Glenn : I like to mess around, have fun and tell jokes to relax myself before going on stage. I now realise how important this process is to me. Also, when I come on stage, I need to be aware that I know people in the audience and that I will be able to look at them when I arrive on stage. I also have specific habits which help me feel calm as well as enable me to deal with my emotions. For example, I wear my performance suit during concert rehearsals, as I perform differently according to what types of clothes I perform in. Furthermore, when I was young, I used to stand in front of a mirror, picturing myself carrying trophies ahead of competitions. I consider it essential to put myself in all of these conditions to be able to play at my best, as they all contribute to helping me stay focused.
Natacha : How do you deal with concerts or competitions which trigger more emotions than usual ?
Glenn : The day I was most stressed was the day of the European Championship in Utrecht (Netherlands). During the test piece, I was unusually conscious of the fact that we were being judged. Normally, I play music passionately and I’m not concerned about this aspect of contests. But at that time, I don’t know why, I kept telling myself that our performances’ were being compared to each other, as we were playing the same piece of music. As a result, I wasn’t focusing on the music itself but rather experiencing that moment as a proper competition, with less pleasure involved. At some point, I wasn’t feeling well and told the musicians I won’t be doing any more contests, and that I wanted to focus on concerts only. The following day, during our own choice piece, I did feet better, as I no longer had the sensation of being compared to others. I haven’t had this feeling since.

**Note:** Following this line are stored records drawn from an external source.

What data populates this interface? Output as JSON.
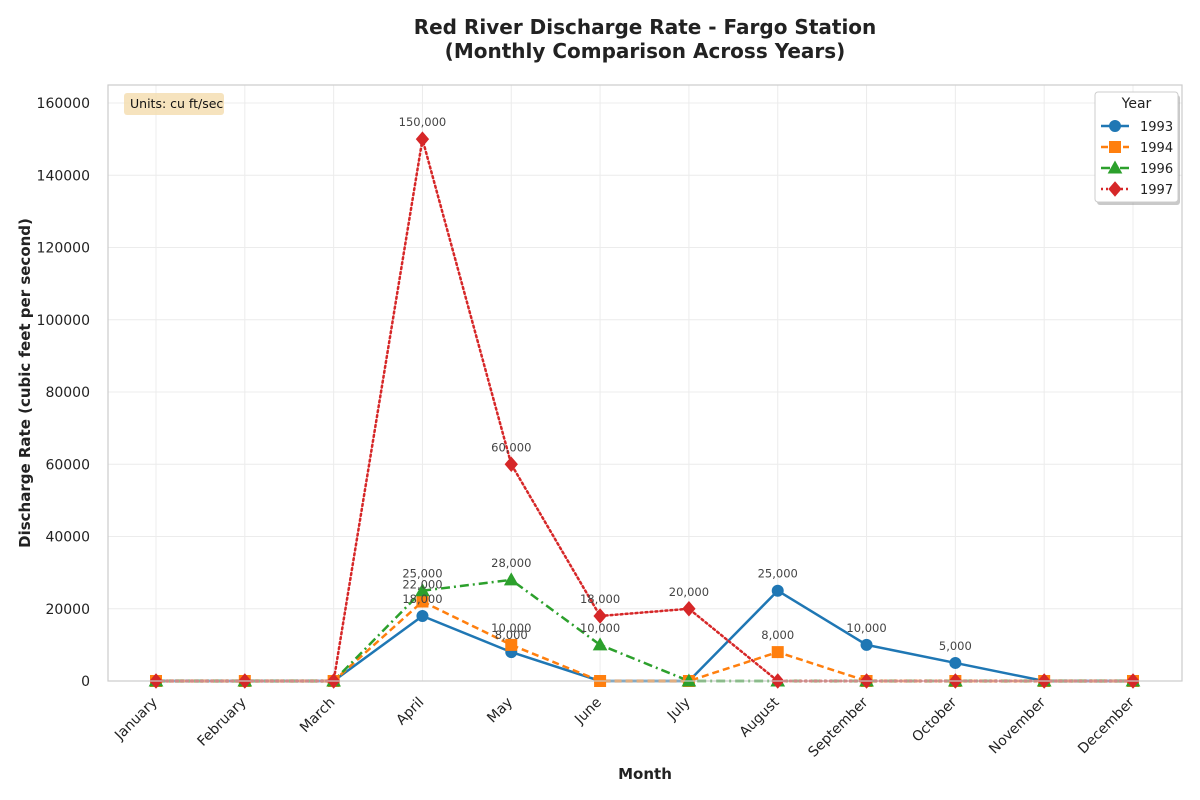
{
  "chart_data": {
    "type": "line",
    "title": "Red River Discharge Rate - Fargo Station",
    "subtitle": "(Monthly Comparison Across Years)",
    "xlabel": "Month",
    "ylabel": "Discharge Rate (cubic feet per second)",
    "categories": [
      "January",
      "February",
      "March",
      "April",
      "May",
      "June",
      "July",
      "August",
      "September",
      "October",
      "November",
      "December"
    ],
    "ylim": [
      0,
      165000
    ],
    "yticks": [
      0,
      20000,
      40000,
      60000,
      80000,
      100000,
      120000,
      140000,
      160000
    ],
    "ytick_labels": [
      "0",
      "20000",
      "40000",
      "60000",
      "80000",
      "100000",
      "120000",
      "140000",
      "160000"
    ],
    "grid": true,
    "legend": {
      "title": "Year",
      "placement": "top-right"
    },
    "annotation": "Units: cu ft/sec",
    "series": [
      {
        "name": "1993",
        "color": "#1f77b4",
        "line_style": "solid",
        "marker": "circle",
        "values": [
          0,
          0,
          0,
          18000,
          8000,
          0,
          0,
          25000,
          10000,
          5000,
          0,
          0
        ],
        "point_labels": [
          "",
          "",
          "",
          "18,000",
          "8,000",
          "",
          "",
          "25,000",
          "10,000",
          "5,000",
          "",
          ""
        ]
      },
      {
        "name": "1994",
        "color": "#ff7f0e",
        "line_style": "dashed",
        "marker": "square",
        "values": [
          0,
          0,
          0,
          22000,
          10000,
          0,
          0,
          8000,
          0,
          0,
          0,
          0
        ],
        "point_labels": [
          "",
          "",
          "",
          "22,000",
          "10,000",
          "",
          "",
          "8,000",
          "",
          "",
          "",
          ""
        ]
      },
      {
        "name": "1996",
        "color": "#2ca02c",
        "line_style": "dashdot",
        "marker": "triangle",
        "values": [
          0,
          0,
          0,
          25000,
          28000,
          10000,
          0,
          0,
          0,
          0,
          0,
          0
        ],
        "point_labels": [
          "",
          "",
          "",
          "25,000",
          "28,000",
          "10,000",
          "",
          "",
          "",
          "",
          "",
          ""
        ]
      },
      {
        "name": "1997",
        "color": "#d62728",
        "line_style": "dotted",
        "marker": "diamond",
        "values": [
          0,
          0,
          0,
          150000,
          60000,
          18000,
          20000,
          0,
          0,
          0,
          0,
          0
        ],
        "point_labels": [
          "",
          "",
          "",
          "150,000",
          "60,000",
          "18,000",
          "20,000",
          "",
          "",
          "",
          "",
          ""
        ]
      }
    ]
  }
}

Natacha : Could you specify the type of physical sensations you experienced when you were not feeling well that day?
Glenn : I had stomach pain. I also felt nauseous, as if I had too much to drink. Obviously, I didn’t exactly find myself in a festive context then …(laughs).

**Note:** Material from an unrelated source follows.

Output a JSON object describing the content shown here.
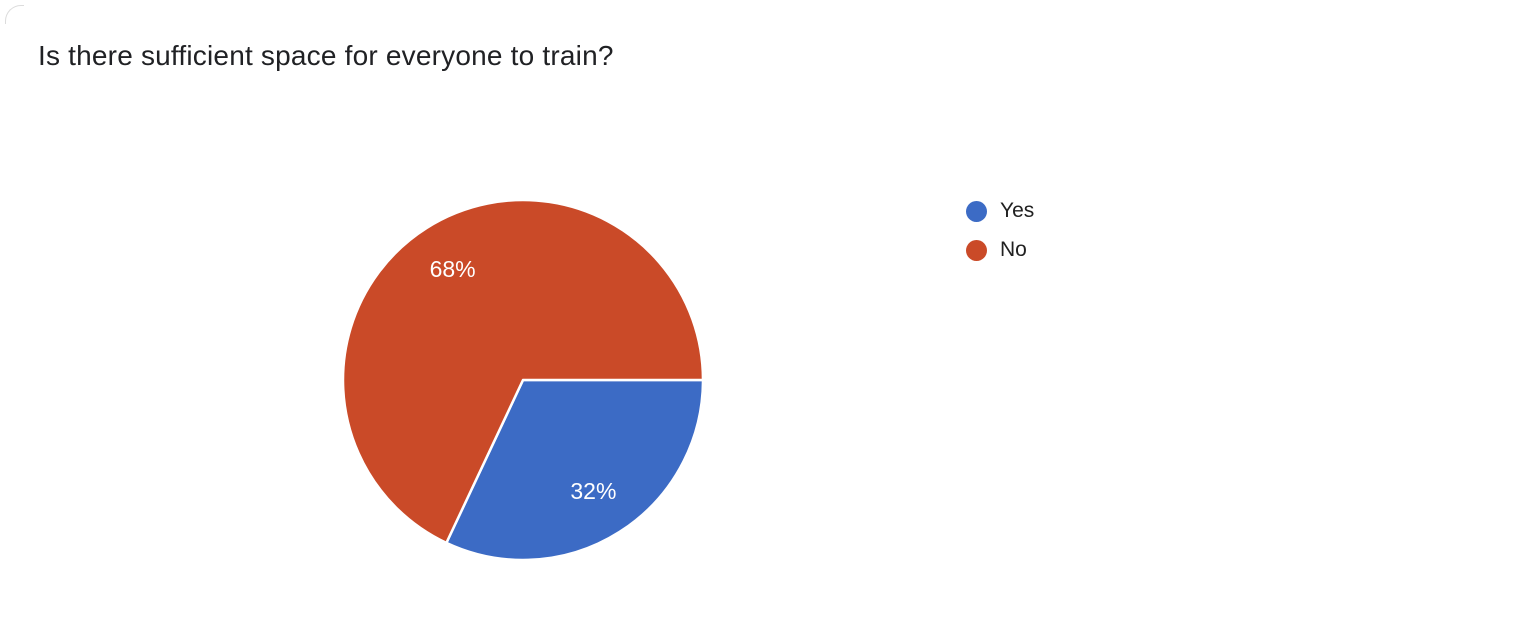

Natacha : How did you manage to overcome these overwhelming feelings ?
Glenn : I stepped away from the brass and started doing some breathing exercices. When I feel stressed, I always have trouble breathing. I feel my heart beating way too fast. On this instance, I was able to reduce my heart rate, and feel better. I then joined the calmer team members which helped me to remain serene. However, I don’t want this happening to me again, eh! (laughs)
I think that, as we get older, we start to become aware of the impact the audience can have on us. More generally, I have come to realise that, with age, comes an increased awareness of various factors at stake when one performs on stage.
Natacha : Can you tell me more ?
Glenn : I started competing and performing on stage at a very young age. At around 17 or 18 years old, I was already teaching masterclasses to people sometimes more experienced than me. Looking back, it seems that older musicians in Belgium were not happy about the fact that I reached a good performance level, compared to my young age. I now live in Switzerland and I feel that, when I return to Belgium these days, people are much more eager to attend my concerts. It seems that it was necessary for me to leave and then return to the country, as an adult, to be recognised by others.
Natacha : According to you, at what age do you think a musician should be mentally prepared to go on stage to perform at auditions or contests ?
Glenn : In Switzerland, there are a lot of soloist contests taking place (slow melody, Swiss Championship, Valais Championship). We try to enroll students as much as possible and we realise that they experience high stress levels from an early age. As such, I believe that students must be aware of the impact of stress as early as possible in their carrier : if you arrive on stage with a good posture and an apparent self-confidence, the audience won’t listen to you in the same way. Attitude has an undeniable influence on your presence on stage and how you are perceived by others.
Natacha : Thank you, Glenn, for your time answering all of these questions with honesty.